FORMER chairman of the Electoral Commission of Jamaica (ECJ) Dr Herbert Thompson says the decision by the House of Representatives last week to put its report on campaign financing before a special committee of Parliament "is one of the primary indications that there is an attempt to destroy the commission".
On September 24, the Parliament accepted the report broadly, but after concerns were raised by parliamentarians about several recommendations, a decision was taken to put the document before the special committee.
On Monday, Dr Thompson, in an interview with the Jamaica Observer, questioned that development.
"In the case of campaign financing we submitted the campaign financing document three years ago," he said. "The Parliament and the Senate asked us to consider all the changes they had in mind, but please understand that the commission in the final analysis had to do what it thinks is the right thing to do. That is why there are independent commissioners and representatives of the PNP and the JLP. It is an insult, in my estimation, for a party in the Parliament to want to tear down the report when their own representatives sat at the table to be part of it."

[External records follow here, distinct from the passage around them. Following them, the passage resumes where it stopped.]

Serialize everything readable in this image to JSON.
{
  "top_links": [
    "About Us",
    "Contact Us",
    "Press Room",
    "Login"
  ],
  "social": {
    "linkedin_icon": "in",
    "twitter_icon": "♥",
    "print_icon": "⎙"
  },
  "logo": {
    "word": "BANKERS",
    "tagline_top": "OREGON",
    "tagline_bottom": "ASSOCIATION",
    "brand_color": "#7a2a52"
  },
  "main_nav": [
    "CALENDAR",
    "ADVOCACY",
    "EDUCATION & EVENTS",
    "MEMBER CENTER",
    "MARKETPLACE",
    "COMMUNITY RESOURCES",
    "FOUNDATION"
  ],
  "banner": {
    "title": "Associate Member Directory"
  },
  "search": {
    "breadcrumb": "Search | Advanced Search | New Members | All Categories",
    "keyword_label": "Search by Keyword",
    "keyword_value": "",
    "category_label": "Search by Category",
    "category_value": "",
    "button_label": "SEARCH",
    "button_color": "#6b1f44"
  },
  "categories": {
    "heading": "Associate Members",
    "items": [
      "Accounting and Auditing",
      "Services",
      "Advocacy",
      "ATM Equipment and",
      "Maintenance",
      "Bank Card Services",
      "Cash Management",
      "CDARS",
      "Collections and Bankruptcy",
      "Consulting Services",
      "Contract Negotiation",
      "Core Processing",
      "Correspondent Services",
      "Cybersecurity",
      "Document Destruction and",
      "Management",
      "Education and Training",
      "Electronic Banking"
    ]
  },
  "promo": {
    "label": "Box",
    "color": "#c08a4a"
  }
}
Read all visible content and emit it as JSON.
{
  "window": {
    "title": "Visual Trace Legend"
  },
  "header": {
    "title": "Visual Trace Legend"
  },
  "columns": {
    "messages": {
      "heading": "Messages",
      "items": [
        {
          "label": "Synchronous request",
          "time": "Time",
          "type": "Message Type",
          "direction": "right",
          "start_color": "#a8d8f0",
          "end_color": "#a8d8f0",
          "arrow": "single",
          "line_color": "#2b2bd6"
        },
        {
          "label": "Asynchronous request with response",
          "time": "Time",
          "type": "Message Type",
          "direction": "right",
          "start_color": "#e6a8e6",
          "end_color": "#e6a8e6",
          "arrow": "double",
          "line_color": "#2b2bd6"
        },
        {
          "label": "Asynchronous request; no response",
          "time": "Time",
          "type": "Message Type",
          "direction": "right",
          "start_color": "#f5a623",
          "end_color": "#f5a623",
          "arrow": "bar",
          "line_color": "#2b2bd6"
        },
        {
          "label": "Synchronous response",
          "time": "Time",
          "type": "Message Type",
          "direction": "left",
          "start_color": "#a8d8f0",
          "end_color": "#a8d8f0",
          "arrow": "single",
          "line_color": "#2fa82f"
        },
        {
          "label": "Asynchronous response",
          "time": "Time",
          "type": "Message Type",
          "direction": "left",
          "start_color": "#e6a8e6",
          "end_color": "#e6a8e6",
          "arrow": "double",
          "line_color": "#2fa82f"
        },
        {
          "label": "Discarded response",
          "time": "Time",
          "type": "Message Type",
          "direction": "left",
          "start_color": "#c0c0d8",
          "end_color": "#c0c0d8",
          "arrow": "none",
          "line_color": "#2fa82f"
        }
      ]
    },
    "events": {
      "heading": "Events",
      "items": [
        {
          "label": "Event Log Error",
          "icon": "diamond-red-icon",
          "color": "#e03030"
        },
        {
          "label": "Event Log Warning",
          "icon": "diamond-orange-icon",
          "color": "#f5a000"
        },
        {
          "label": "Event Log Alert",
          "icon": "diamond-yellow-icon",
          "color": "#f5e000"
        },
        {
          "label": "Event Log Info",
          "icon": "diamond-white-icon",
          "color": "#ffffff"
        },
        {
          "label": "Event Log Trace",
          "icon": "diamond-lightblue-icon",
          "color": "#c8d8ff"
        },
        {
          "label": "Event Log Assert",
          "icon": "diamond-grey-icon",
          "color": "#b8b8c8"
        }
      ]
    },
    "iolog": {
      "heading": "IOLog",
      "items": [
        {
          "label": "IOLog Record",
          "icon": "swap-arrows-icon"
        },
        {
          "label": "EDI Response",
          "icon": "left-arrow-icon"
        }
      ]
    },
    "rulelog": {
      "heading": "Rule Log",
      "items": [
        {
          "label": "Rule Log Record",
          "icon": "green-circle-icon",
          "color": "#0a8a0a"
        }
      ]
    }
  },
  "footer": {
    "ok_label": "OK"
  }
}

Dr Thompson said that "all members of the commission signed the report, and all members of the commission agreed to the revision which we did. So now to take it and tear it apart again and to ask a bi-partisan parliamentary committee to look at it is veering terribly away from the convention and the practice, and this is one of the primary indications that there is an attempt to destroy the commission, and we have to make certain that we don't go back where we are coming from.
"It would be a tragedy for our country if we did that, and it is a sad day that the House of Representatives has moved away from accepting the report of the commission without change, that has been the convention," he added.
Jamaica Labour Party (JLP) member of Parliament for South West St Catherine Everald Warmington had, on September 24, questioned a number of the proposals, including the recommendation for the use of State funds for campaign financing.
His colleague parliamentarian, Daryl Vaz, the representative for West Portland, also countered the recommendation that no candidate or political party should receive any contribution later than 180 days after election day.
Based on the concerns, the report is to be put before a committee for further analysis and then brought back to the House for final approval.